Challenging A CVA, Is That Even Possible?

Posted on Nov 03, 2020. by NTI

Is this the type of Joint Board exam question the Corporate Insolvency candidates can expect next Tuesday? "You are an authorised Insolvency Practitioner and are approached by four landlords who are upset by the agreement under a recently passed Company Voluntary Arrangement which stated rent will be paid by the retailer tenant on a turnover basis. The landlords insist you issue a challenge to the insolvency intervention. What are your chances of success?

Isn't it just typical? You have revised everything about Administrations, even know the powers and duties of an LPA Receiver, but a challenge to a legally attained CVA? Is that even possible?

Do you remember back in September 2019 when the court rejected a challenge to Debenhams 2018 CVA and an appeal against that ruling was also dismissed?  You could be forgiven for not recalling it, as the store has been in the news more than fish and chips in the last couple of years. Our great friend Stewart Perry, who chairs the technical committee of R3 and knows his way around a Sealy and Milman, said CVAs could only be challenged on the grounds that they prejudiced certain creditors’ interests, or because the process was not conducted correctly. He doesn't sound like a hoot, Stewart, but you should have seen his bottom last Saturday on Halloween, which he painted orange and laid out in his drive to entertain his neighbours.

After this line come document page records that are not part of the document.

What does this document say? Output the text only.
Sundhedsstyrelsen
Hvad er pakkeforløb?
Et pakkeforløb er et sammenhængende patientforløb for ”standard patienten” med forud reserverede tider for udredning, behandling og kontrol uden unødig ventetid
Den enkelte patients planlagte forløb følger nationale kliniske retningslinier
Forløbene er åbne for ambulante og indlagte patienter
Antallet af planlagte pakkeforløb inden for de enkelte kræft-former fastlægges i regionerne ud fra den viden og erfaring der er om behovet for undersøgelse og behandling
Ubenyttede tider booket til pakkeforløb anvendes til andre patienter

New Look appear to be confident that they will prevail over any challenge, saying: “Having gained the requisite majority support from our landlords and creditors for our CVA, which will safeguard thousands of jobs, we are focused on delivering our strategy and enhancing our position as one of the UK’s leading womenswear retailers.” The company needs to get on with its future plans, and any material delay to their recapitalisation, which entails bondholders taking heavy losses on their investments, could leave it facing elevated finance costs and hold up the injection of an additional £40 million of equity.

The JIEB marking guide to this type of question usually refers to a spurious case from 1848, supported by a snide comment in the Examiner's Comments that it was '... surprised tutors hadn't taught it in detail, given that when most of them were grandfathered into the profession it had just been reported on'. Maybe NTI's students will win one of the Joint Board's mysteriously allocated 'holistic marks' for referring to an event that hardly ever happens in practice ...

... unless you are New Look. And even then it stands no chance of success.